Have a Toshiba Satellite L855 with Win 8.1(?). If I start from OFF State, my PC boots up within about 50 seconds. BUT, when the Laptop enters SLEEP mode and I press the Power Button to 'bring it to life' it can take 5 MINUTES before I can do anything. It keeps showing a clock to show it is doing something, but it won't even let me entire PASSWORD. I have looked into POWER OPTIONS to make certain I only go into SLEEP, not HIBERNATE mode, thinking that might be the issue. 

Nothing seems to help this. It is inconvenient, but faster for me to shut down all Apps, close everything down and power off, then boot by powering up. Has anyone else experienced this problem? 

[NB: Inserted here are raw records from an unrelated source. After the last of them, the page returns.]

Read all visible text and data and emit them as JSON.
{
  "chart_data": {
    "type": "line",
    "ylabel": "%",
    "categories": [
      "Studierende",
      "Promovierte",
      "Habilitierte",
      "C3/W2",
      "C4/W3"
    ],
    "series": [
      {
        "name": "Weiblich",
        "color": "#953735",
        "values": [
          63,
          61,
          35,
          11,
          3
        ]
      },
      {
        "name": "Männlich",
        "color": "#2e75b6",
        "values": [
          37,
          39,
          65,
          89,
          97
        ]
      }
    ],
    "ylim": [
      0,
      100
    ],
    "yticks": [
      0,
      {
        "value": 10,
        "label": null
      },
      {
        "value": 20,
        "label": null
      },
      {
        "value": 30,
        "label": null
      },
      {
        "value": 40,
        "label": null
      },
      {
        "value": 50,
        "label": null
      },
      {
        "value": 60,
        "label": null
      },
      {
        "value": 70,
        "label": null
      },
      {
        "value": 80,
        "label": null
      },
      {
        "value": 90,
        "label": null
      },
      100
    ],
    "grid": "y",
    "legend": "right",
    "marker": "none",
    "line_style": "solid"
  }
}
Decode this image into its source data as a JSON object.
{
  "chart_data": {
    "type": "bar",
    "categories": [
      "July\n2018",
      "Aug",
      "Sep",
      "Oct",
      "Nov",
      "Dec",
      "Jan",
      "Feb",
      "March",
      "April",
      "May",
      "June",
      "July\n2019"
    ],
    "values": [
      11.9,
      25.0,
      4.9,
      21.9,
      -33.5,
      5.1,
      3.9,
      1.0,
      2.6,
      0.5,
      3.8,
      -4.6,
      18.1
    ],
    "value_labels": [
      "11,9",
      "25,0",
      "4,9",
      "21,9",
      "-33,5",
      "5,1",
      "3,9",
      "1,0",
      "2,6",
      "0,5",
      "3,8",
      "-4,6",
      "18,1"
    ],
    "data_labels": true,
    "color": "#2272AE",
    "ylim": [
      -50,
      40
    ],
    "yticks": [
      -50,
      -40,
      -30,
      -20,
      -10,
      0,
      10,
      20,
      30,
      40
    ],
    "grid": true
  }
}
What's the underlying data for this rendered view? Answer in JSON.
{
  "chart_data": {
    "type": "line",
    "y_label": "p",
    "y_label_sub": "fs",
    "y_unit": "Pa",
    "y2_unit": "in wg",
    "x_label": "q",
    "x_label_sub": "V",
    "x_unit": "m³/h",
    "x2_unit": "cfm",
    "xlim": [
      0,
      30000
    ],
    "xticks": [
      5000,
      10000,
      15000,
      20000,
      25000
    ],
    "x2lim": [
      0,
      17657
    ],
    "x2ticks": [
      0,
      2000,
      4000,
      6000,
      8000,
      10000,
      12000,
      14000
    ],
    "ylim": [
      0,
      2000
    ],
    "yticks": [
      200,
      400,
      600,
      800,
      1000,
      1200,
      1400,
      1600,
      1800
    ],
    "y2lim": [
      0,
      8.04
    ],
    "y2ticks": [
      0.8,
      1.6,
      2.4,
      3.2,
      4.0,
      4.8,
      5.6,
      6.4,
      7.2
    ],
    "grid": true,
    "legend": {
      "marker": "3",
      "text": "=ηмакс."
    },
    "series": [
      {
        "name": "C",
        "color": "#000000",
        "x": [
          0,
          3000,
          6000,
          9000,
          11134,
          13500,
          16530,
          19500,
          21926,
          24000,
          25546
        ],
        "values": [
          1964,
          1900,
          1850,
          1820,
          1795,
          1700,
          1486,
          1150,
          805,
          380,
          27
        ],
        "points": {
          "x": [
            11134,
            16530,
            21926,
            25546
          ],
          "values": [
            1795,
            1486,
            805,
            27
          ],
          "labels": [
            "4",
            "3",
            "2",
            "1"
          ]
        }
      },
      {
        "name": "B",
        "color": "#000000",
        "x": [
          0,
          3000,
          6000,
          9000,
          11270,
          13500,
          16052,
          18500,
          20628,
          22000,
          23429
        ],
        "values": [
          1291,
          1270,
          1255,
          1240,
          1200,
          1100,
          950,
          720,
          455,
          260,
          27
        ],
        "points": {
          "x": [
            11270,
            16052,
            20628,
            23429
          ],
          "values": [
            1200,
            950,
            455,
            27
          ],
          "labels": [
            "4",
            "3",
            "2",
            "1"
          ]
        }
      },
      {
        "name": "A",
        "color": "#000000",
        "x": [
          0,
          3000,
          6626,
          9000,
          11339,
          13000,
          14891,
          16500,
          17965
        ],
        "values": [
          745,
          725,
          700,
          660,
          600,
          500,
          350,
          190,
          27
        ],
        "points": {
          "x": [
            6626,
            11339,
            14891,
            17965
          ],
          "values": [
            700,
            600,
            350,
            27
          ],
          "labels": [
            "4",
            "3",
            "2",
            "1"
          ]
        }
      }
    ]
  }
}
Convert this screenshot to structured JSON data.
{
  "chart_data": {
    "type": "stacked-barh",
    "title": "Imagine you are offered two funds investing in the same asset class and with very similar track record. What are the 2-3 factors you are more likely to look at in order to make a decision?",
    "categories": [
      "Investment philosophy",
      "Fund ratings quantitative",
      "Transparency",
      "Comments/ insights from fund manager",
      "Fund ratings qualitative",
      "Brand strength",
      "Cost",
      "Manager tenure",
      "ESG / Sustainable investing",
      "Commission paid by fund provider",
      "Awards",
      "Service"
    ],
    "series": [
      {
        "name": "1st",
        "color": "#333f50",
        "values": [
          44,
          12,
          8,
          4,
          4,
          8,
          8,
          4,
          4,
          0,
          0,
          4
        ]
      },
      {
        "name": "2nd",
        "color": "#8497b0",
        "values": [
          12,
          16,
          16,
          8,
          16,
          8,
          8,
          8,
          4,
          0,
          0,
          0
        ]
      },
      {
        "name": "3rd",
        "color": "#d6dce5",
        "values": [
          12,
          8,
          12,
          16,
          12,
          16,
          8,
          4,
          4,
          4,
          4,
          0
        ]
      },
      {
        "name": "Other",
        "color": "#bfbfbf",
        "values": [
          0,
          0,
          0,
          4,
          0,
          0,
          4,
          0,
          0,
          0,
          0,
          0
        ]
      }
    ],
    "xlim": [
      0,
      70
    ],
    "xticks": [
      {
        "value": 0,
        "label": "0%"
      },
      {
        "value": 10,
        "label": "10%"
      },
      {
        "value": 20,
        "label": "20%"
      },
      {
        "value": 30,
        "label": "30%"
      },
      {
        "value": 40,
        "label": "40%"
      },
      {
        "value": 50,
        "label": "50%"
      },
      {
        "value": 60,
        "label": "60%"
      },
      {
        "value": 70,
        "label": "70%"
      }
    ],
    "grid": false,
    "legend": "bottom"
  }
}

If so, does anyone have a fix?


----------



## MPR (Aug 28, 2010)

Make sure that your system has a good hiberfil.sys file. This file is important to Windows 8's ability to boot faster and never should be deleted. It may help to delete and re-create the file or restore it if it's not present. 

Move your cursor to the far left-bottom corner of the screen and right-click. Choose "Command Prompt (Admin)." Type the following commands (pressing Enter after each):

cd \ 

_(note that the above command uses a backslash, not a forward slash like the ones below)_

powercfg /h off
powercfg /h on
dir /ahs

You should see the file hiberfil.sys with today's date.

type "exit" and press Enter to exit the command window.

Right-click at the bottom left of your screen again and chose "Power Options" then select "Choose what the Power buttons do." Make sure "Turn on fast startup" is checked. If it's is unchecked and greyed out go to "Change settings that are currently unavailable" and then enable it.

Also, make sure that your keyboard is allowed to wake the computer. Go the Device Manager (same menu), expand Keyboards and then double click your keyboard. Under the Power Management tab make sure that "Allow this device to wake the computer" is checked.


----------